Podia se ouvir as janelas sendo fechadas, outras sendo abertas. No cano do
revólver um filete de fumaça brincava no ar.
O velho olhou atrás de si e viu o
furo na parede. Deu uma risada doentia. Soltou Dália.
- O primeiro errei de propósito. O
segundo não será assim.
- Moleque, você é um figurão. Tem
coragem. Gostei disso. – ele dizia recuperando uma postura arrogante em hora
desapropriada. – Viu Dália, viu o que ele foi capaz por você? Ham? Viu? – dizia
aproximando o rosto do seu ouvido.
O gatilho foi ouvido outra vez.
Agora as mãos estavam mais firmes. Posicionou melhor os pés.
- Hahaha... já estou indo garoto. –
olhou para Dália – Eu volto e não será pra conversar.
Portello ergueu os braços como
quem diz que se rende. O sorriso sarcástico, no rosto, ainda permanecia. Passou
a mão na parede onde a bala estava alojada.
- Espero que tenha um plano, garoto.
– meteu a mão no bolso e caminhou em direção ao seu carro.
- Não, Portello!! Espera. – Dália,
não conseguia se mexer.
- Até breve, Rainha.
O carro foi embora.
- Seu maluco!!! Maluco!!! Quem
mandou se meter na minha vida?
Dália permanecia no chão, ainda em
choque. Pensava em quando que sua vida havia se descarrilado. Pensava que não era isso
que imaginava para si quando tinha seus 14 anos. Sentia os nervos se aflorando,
e a morte salivando de ansiedade pelo prenúncio de um novo corpo para carregar.

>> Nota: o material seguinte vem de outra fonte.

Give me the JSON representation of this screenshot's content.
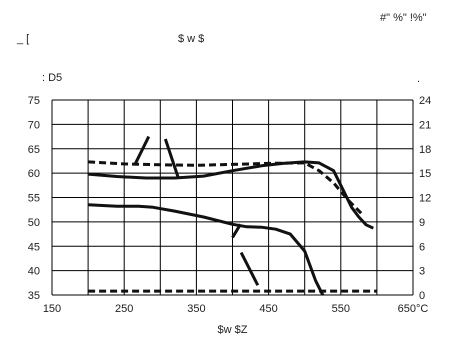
{
  "header": {
    "top_right": "#\" %\"     !%\"",
    "line2_left": "_ [",
    "line2_mid": "$   w $",
    "unit_label": ": D5",
    "right_axis_mark": "."
  },
  "chart_data": {
    "type": "line",
    "title": "",
    "xlabel": "$w $Z",
    "ylabel": ": D5",
    "x_ticks": [
      "150",
      "250",
      "350",
      "450",
      "550",
      "650°C"
    ],
    "y_left_ticks": [
      "75",
      "70",
      "65",
      "60",
      "55",
      "50",
      "45",
      "40",
      "35"
    ],
    "y_right_ticks": [
      "24",
      "21",
      "18",
      "15",
      "12",
      "9",
      "6",
      "3",
      "0"
    ],
    "xlim": [
      150,
      650
    ],
    "ylim_left": [
      35,
      75
    ],
    "ylim_right": [
      0,
      24
    ],
    "grid": true,
    "series": [
      {
        "style": "solid",
        "axis": "left",
        "x": [
          200,
          240,
          280,
          320,
          360,
          400,
          440,
          470,
          500,
          520,
          540,
          555,
          565,
          575,
          585,
          595
        ],
        "y": [
          59.8,
          59.3,
          59.0,
          59.0,
          59.4,
          60.5,
          61.5,
          62.0,
          62.3,
          62.1,
          60.5,
          56.0,
          53.0,
          51.0,
          49.4,
          48.7
        ]
      },
      {
        "style": "dashed",
        "axis": "left",
        "x": [
          200,
          250,
          300,
          350,
          400,
          450,
          500,
          520,
          540,
          560,
          580
        ],
        "y": [
          62.3,
          61.9,
          61.7,
          61.6,
          61.8,
          62.0,
          62.1,
          60.5,
          58.0,
          54.5,
          51.5
        ]
      },
      {
        "style": "solid",
        "axis": "left",
        "x": [
          200,
          240,
          270,
          290,
          320,
          360,
          400,
          420,
          440,
          460,
          480,
          500,
          510,
          515,
          520,
          525
        ],
        "y": [
          53.5,
          53.2,
          53.2,
          53.0,
          52.2,
          51.0,
          49.5,
          49.0,
          48.9,
          48.5,
          47.5,
          44.0,
          40.0,
          38.0,
          36.5,
          35.0
        ]
      },
      {
        "style": "dashed",
        "axis": "left",
        "x": [
          200,
          300,
          400,
          500,
          600
        ],
        "y": [
          35.8,
          35.8,
          35.8,
          35.8,
          35.8
        ]
      }
    ],
    "annotations": [
      {
        "x": [
          265,
          284
        ],
        "y": [
          61.8,
          67.5
        ],
        "style": "dash"
      },
      {
        "x": [
          307,
          325
        ],
        "y": [
          67.0,
          59.0
        ],
        "style": "dash"
      },
      {
        "x": [
          400,
          411
        ],
        "y": [
          46.8,
          49.5
        ],
        "style": "dash"
      },
      {
        "x": [
          412,
          435
        ],
        "y": [
          43.7,
          37.0
        ],
        "style": "dash"
      }
    ]
  }
}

- E aí, vai ficar na calçada mesmo,
fazendo o típico papel de vítima? – ele perguntou guardando a arma e em seguida
pegando um cigarro do maço.
Ela levantou. As pernas ainda
bambas. Entrou em casa. Pegou uma mochila qualquer. Enfiava o tanto de peças de
roupa que cabia ali. Por último guardou o caderno. Saiu bufando em direção ao
homem que supostamente a salvara.
- Escuta aqui, eu não preciso de
um herói! Que tipo de pessoa sai atirando por ver uma discussão na rua?
- O tipo de pessoa como eu. Digamos
que eu não tenha um filtro. Tudo o que eu faço ou digo obedece a algo que eu
chamo de franqueza radical. Faço o que acho que devo fazer.

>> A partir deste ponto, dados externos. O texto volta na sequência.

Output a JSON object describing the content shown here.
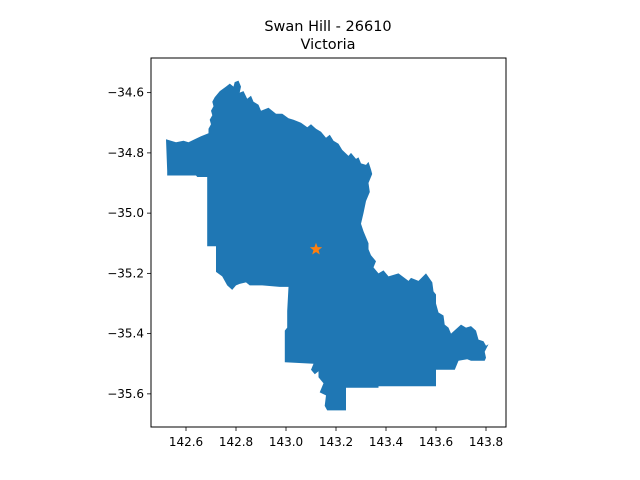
{
  "title": {
    "line1": "Swan Hill - 26610",
    "line2": "Victoria"
  },
  "colors": {
    "region_fill": "#1f77b4",
    "marker": "#ff7f0e",
    "axes": "#000000",
    "background": "#ffffff"
  },
  "chart_data": {
    "type": "map",
    "title": "Swan Hill - 26610\nVictoria",
    "xlabel": "",
    "ylabel": "",
    "xlim": [
      142.46,
      143.88
    ],
    "ylim": [
      -35.71,
      -34.485
    ],
    "x_ticks": [
      142.6,
      142.8,
      143.0,
      143.2,
      143.4,
      143.6,
      143.8
    ],
    "x_tick_labels": [
      "142.6",
      "142.8",
      "143.0",
      "143.2",
      "143.4",
      "143.6",
      "143.8"
    ],
    "y_ticks": [
      -34.6,
      -34.8,
      -35.0,
      -35.2,
      -35.4,
      -35.6
    ],
    "y_tick_labels": [
      "−34.6",
      "−34.8",
      "−35.0",
      "−35.2",
      "−35.4",
      "−35.6"
    ],
    "grid": false,
    "region": {
      "name": "Swan Hill - 26610",
      "fill": "#1f77b4",
      "boundary": [
        [
          142.52,
          -34.755
        ],
        [
          142.56,
          -34.765
        ],
        [
          142.59,
          -34.76
        ],
        [
          142.61,
          -34.765
        ],
        [
          142.635,
          -34.755
        ],
        [
          142.66,
          -34.745
        ],
        [
          142.69,
          -34.735
        ],
        [
          142.69,
          -34.72
        ],
        [
          142.7,
          -34.705
        ],
        [
          142.695,
          -34.69
        ],
        [
          142.705,
          -34.675
        ],
        [
          142.7,
          -34.66
        ],
        [
          142.71,
          -34.645
        ],
        [
          142.705,
          -34.63
        ],
        [
          142.715,
          -34.615
        ],
        [
          142.735,
          -34.595
        ],
        [
          142.76,
          -34.58
        ],
        [
          142.775,
          -34.57
        ],
        [
          142.79,
          -34.58
        ],
        [
          142.795,
          -34.565
        ],
        [
          142.81,
          -34.56
        ],
        [
          142.82,
          -34.58
        ],
        [
          142.815,
          -34.6
        ],
        [
          142.83,
          -34.595
        ],
        [
          142.845,
          -34.62
        ],
        [
          142.86,
          -34.61
        ],
        [
          142.87,
          -34.63
        ],
        [
          142.89,
          -34.64
        ],
        [
          142.9,
          -34.66
        ],
        [
          142.93,
          -34.65
        ],
        [
          142.96,
          -34.67
        ],
        [
          142.985,
          -34.67
        ],
        [
          143.01,
          -34.685
        ],
        [
          143.03,
          -34.69
        ],
        [
          143.06,
          -34.7
        ],
        [
          143.085,
          -34.715
        ],
        [
          143.1,
          -34.705
        ],
        [
          143.12,
          -34.72
        ],
        [
          143.14,
          -34.73
        ],
        [
          143.16,
          -34.75
        ],
        [
          143.175,
          -34.74
        ],
        [
          143.19,
          -34.76
        ],
        [
          143.21,
          -34.77
        ],
        [
          143.225,
          -34.79
        ],
        [
          143.25,
          -34.81
        ],
        [
          143.26,
          -34.8
        ],
        [
          143.28,
          -34.82
        ],
        [
          143.29,
          -34.815
        ],
        [
          143.3,
          -34.835
        ],
        [
          143.32,
          -34.84
        ],
        [
          143.33,
          -34.83
        ],
        [
          143.34,
          -34.855
        ],
        [
          143.345,
          -34.87
        ],
        [
          143.33,
          -34.9
        ],
        [
          143.335,
          -34.93
        ],
        [
          143.32,
          -34.96
        ],
        [
          143.31,
          -35.0
        ],
        [
          143.3,
          -35.035
        ],
        [
          143.31,
          -35.06
        ],
        [
          143.32,
          -35.08
        ],
        [
          143.33,
          -35.1
        ],
        [
          143.33,
          -35.12
        ],
        [
          143.34,
          -35.14
        ],
        [
          143.36,
          -35.16
        ],
        [
          143.35,
          -35.18
        ],
        [
          143.37,
          -35.2
        ],
        [
          143.39,
          -35.19
        ],
        [
          143.41,
          -35.21
        ],
        [
          143.45,
          -35.2
        ],
        [
          143.49,
          -35.225
        ],
        [
          143.5,
          -35.215
        ],
        [
          143.53,
          -35.225
        ],
        [
          143.56,
          -35.2
        ],
        [
          143.585,
          -35.23
        ],
        [
          143.59,
          -35.26
        ],
        [
          143.6,
          -35.27
        ],
        [
          143.6,
          -35.3
        ],
        [
          143.61,
          -35.33
        ],
        [
          143.63,
          -35.34
        ],
        [
          143.635,
          -35.37
        ],
        [
          143.65,
          -35.38
        ],
        [
          143.66,
          -35.4
        ],
        [
          143.68,
          -35.385
        ],
        [
          143.7,
          -35.37
        ],
        [
          143.72,
          -35.38
        ],
        [
          143.74,
          -35.375
        ],
        [
          143.76,
          -35.39
        ],
        [
          143.77,
          -35.42
        ],
        [
          143.79,
          -35.425
        ],
        [
          143.8,
          -35.44
        ],
        [
          143.81,
          -35.435
        ],
        [
          143.795,
          -35.46
        ],
        [
          143.8,
          -35.48
        ],
        [
          143.795,
          -35.49
        ],
        [
          143.74,
          -35.49
        ],
        [
          143.725,
          -35.485
        ],
        [
          143.69,
          -35.49
        ],
        [
          143.675,
          -35.52
        ],
        [
          143.6,
          -35.52
        ],
        [
          143.6,
          -35.575
        ],
        [
          143.37,
          -35.575
        ],
        [
          143.37,
          -35.58
        ],
        [
          143.24,
          -35.58
        ],
        [
          143.24,
          -35.655
        ],
        [
          143.165,
          -35.655
        ],
        [
          143.155,
          -35.64
        ],
        [
          143.16,
          -35.605
        ],
        [
          143.135,
          -35.595
        ],
        [
          143.15,
          -35.565
        ],
        [
          143.13,
          -35.545
        ],
        [
          143.13,
          -35.525
        ],
        [
          143.115,
          -35.535
        ],
        [
          143.1,
          -35.52
        ],
        [
          143.11,
          -35.5
        ],
        [
          142.995,
          -35.495
        ],
        [
          142.995,
          -35.39
        ],
        [
          143.005,
          -35.38
        ],
        [
          143.005,
          -35.325
        ],
        [
          143.01,
          -35.245
        ],
        [
          142.975,
          -35.245
        ],
        [
          142.905,
          -35.24
        ],
        [
          142.855,
          -35.24
        ],
        [
          142.84,
          -35.23
        ],
        [
          142.815,
          -35.235
        ],
        [
          142.8,
          -35.24
        ],
        [
          142.785,
          -35.255
        ],
        [
          142.765,
          -35.24
        ],
        [
          142.745,
          -35.21
        ],
        [
          142.72,
          -35.195
        ],
        [
          142.72,
          -35.2
        ],
        [
          142.72,
          -35.11
        ],
        [
          142.685,
          -35.11
        ],
        [
          142.685,
          -35.06
        ],
        [
          142.685,
          -34.88
        ],
        [
          142.645,
          -34.88
        ],
        [
          142.64,
          -34.875
        ],
        [
          142.525,
          -34.875
        ],
        [
          142.525,
          -34.86
        ],
        [
          142.52,
          -34.755
        ]
      ]
    },
    "marker": {
      "shape": "star",
      "x": 143.12,
      "y": -35.12,
      "color": "#ff7f0e"
    }
  }
}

- É mesmo? – Dália caminhou na
direção do carro dele e jogou sua mochila lá dentro.
Ele a observava, dando uma tragada.
- Certo, agora você é problema
meu. É isso?
- Você vai me dar uma carona.
- Entendo. Mas você está mais
calma, honey?
- Quê?
- É, não quero nenhuma histérica
do meu lado. A propósito, aceita um cigarro?
- Não fumo.
- Ok. Pegou tudo o que acha que
precisa?
- Sim.
Ele se dirigiu ao carro, entrou.
Ela fez o mesmo.
- Você não vai pra delegacia não,
né?
- Não.
- Onde você vai me deixar?
- Você tem pra onde ir?
- Não.
- Entendo. Então você vai pra casa. Tem
um quarto de visita por lá.
- Ótimo.
- Ótimo? Não vai agradecer?
- Não. Esse é o preço que se paga
por entrar em histórias que você não conhece.

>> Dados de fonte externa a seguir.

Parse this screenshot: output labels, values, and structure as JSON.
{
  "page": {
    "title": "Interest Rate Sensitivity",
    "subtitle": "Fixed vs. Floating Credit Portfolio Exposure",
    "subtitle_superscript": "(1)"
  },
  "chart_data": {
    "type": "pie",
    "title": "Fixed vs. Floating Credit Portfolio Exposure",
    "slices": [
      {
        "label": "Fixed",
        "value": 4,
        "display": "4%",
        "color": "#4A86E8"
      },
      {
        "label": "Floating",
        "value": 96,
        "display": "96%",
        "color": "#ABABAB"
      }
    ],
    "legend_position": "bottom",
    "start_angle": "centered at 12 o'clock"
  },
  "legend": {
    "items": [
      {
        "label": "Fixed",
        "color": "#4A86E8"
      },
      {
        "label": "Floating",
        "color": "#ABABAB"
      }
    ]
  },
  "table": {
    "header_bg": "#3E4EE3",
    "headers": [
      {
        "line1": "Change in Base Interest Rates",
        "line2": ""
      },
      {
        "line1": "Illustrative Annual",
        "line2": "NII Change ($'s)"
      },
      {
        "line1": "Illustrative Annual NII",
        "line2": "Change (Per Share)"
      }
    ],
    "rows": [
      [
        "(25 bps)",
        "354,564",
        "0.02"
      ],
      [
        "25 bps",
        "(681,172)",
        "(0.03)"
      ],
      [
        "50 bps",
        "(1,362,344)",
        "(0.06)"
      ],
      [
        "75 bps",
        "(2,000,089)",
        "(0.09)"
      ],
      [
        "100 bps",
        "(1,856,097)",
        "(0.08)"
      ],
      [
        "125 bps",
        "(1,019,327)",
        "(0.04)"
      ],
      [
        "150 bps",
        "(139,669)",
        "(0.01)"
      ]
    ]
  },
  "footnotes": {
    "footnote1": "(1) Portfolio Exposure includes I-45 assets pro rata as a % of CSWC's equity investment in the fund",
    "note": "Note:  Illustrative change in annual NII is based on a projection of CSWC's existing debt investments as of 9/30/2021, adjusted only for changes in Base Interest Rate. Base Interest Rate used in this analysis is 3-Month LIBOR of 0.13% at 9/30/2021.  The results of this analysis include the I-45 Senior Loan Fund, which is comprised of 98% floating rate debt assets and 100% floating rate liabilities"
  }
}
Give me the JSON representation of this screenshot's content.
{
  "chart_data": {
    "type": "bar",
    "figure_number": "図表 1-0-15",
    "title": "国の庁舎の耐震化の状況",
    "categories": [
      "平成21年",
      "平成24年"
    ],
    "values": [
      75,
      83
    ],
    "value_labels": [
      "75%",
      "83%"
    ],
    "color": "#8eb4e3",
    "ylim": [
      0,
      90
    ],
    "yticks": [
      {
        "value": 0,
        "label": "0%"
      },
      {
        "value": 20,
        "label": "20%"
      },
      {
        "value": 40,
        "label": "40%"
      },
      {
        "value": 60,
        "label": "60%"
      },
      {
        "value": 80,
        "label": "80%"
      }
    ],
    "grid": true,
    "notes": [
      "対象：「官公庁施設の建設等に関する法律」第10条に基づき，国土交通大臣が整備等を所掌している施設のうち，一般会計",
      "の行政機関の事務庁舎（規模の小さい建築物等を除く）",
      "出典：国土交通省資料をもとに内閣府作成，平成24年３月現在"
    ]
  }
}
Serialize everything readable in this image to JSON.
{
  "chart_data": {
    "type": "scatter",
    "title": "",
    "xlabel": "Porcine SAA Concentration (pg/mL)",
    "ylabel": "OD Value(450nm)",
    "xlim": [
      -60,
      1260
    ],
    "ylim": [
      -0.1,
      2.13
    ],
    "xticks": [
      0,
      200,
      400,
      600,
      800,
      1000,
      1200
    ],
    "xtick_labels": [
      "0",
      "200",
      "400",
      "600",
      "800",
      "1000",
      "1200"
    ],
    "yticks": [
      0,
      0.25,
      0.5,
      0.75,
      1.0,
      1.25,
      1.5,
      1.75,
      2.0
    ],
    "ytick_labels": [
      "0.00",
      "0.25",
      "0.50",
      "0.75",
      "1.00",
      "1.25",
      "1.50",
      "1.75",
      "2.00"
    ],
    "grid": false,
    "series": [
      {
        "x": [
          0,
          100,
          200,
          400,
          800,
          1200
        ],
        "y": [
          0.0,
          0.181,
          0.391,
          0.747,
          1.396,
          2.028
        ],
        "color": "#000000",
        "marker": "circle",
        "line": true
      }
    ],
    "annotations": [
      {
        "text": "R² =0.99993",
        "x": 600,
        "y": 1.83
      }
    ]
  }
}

- Hahahaha... gostei de você.
Parece comigo. Dália, né?
- Isso. E você?
- Eduardo.
- Certo. – ela não tirava os olhos
da pista.
Foram o resto do caminho em
silêncio. Ela passava na cabeça o filme de sua vida. Ali, no carro, diante de
um desconhecido ela poderia ser qualquer pessoa. Deu um suspiro fundo. Uma
sensação de alívio momentâneo ante o desespero de uma vida sem norte.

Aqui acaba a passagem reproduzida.